Raw data repository which has a single table which gets 100 rows/s from the webserver.
A raw data processing unit (Simple processing, not much. Removing invalid raw data, inserting missing components into damaged raw data etc.)
Processed data repository
Does it make sense in such a system to have a service layer on which all components would be built? All inter-component interaction will go through the service layers. While this would make the system easily upgradeable and maintainable, would it not also have a significant performance impact since I have so much traffic to handle?
Here's what can happen unless you guard against it.
In the communication between layers, some format is chosen, like XML. Then you build it and run it and find out the performance is not satisfactory.
Then you mess around with profilers which leave you guessing what the problem is.
When I worked on a problem like this, I used the stackshot technique and quickly found the problem. You would have thought it was I/O. NOT. It was that converting data to XML, and parsing XML to recover data structure, was taking roughly 80% of the time. It wasn't too hard to find a better way to do that. Result - a 5x speedup.
What do you see as the costs of having a separate service layer?
How do those costs compare with the costs you must incur? In your case that seems to be at least
a network read for the request
a database write for raw data
a database read of raw data
a database write of processed data
Plus some data munging.
What sort of services do you have a mind? Perhaps
saveRawData()
getNextRawData()
writeProcessedData()
why is the overhead any more than a procedure call? Service does not need to imply "separate process" or "web service marshalling".
I contend that structure is always of value, separation of concerns in your application really matters. In comparison with database activities a few procedure calls will rarely cost much.
In passing: the persisting of Raw data might best be done to a queuing system. You can then get some natural scaling by having many queue readers on separate machines if you need them. In effect the queueing system is naturally introducing some service-like concepts.
Personally feel that you might be focusing too much on low level implementation details when designing the system. Before looking at how to lay out the components, assemblies or services you should be thinking of how to architect the system.
You could start with the following high level statements from which to build your system architecture around:
Confirm the technical skill set of the development team and the operations/support team.
Agree on an initial finite list of systems that will integrate to your service, the protocols they support and some SLAs.
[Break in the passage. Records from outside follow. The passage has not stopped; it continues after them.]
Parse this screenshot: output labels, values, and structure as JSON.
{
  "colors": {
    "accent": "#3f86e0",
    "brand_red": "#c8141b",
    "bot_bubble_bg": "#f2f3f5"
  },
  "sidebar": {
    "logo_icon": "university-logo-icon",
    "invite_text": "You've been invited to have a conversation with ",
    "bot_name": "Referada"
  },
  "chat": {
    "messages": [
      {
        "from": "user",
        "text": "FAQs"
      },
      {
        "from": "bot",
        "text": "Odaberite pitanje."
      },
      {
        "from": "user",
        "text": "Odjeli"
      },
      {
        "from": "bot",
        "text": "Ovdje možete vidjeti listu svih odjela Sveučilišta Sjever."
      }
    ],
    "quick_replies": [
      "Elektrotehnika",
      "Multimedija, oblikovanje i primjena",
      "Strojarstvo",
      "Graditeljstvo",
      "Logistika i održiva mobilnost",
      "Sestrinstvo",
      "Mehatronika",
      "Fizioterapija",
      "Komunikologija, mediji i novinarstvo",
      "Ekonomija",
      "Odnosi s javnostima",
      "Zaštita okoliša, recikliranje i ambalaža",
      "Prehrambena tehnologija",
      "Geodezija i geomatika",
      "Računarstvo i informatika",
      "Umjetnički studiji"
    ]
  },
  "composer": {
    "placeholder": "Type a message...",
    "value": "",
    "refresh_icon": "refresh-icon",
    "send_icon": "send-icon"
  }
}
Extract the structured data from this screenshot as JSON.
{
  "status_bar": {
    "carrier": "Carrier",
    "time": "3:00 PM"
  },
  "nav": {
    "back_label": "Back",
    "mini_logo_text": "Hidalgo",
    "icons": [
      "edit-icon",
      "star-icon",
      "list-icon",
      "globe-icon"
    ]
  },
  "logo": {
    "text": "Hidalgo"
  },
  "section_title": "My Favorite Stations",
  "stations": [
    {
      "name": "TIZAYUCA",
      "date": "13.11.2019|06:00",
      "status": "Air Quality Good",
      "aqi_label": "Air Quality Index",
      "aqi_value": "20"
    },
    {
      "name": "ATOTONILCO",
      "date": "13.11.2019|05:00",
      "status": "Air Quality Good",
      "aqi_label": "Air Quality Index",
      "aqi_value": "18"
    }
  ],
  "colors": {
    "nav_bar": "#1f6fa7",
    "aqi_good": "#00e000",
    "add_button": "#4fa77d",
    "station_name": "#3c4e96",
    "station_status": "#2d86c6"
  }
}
Decide on the messaging strategy.
Understand how you will deploy your service/system.
Decide on the choice of middleware (ESBs, Message Brokers, etc), databases (SQL, Oracle, Memcache, DB2, etc) and 3rd party frameworks/tools.
Decide on your caching and data latency strategy.
Break your application into the various areas of business responsibility - This will allow you to split up the work and allow easier communication of milestones during development/testing and implementation.
Design each component as required to meet the areas of responsibility. The areas of responsibility should automatically lead you to decide on how to design component, assembly or service.
Obviously not all of the above will match your specific case but I would suggest that they should at least be given some thought.
Good luck.
Abstraction and tiering will introduce latency, but the real question is, what are you GAINING to make the cost(s) worthwhile? Loose coupling, governance, scalability, maintainability are worth real $.
Even the best-designed layered app will exhibit more latency than an app talking directly to a DB. Users who know the original system will feel the difference. They may not like it, so this can be a political issue as much as a technical one.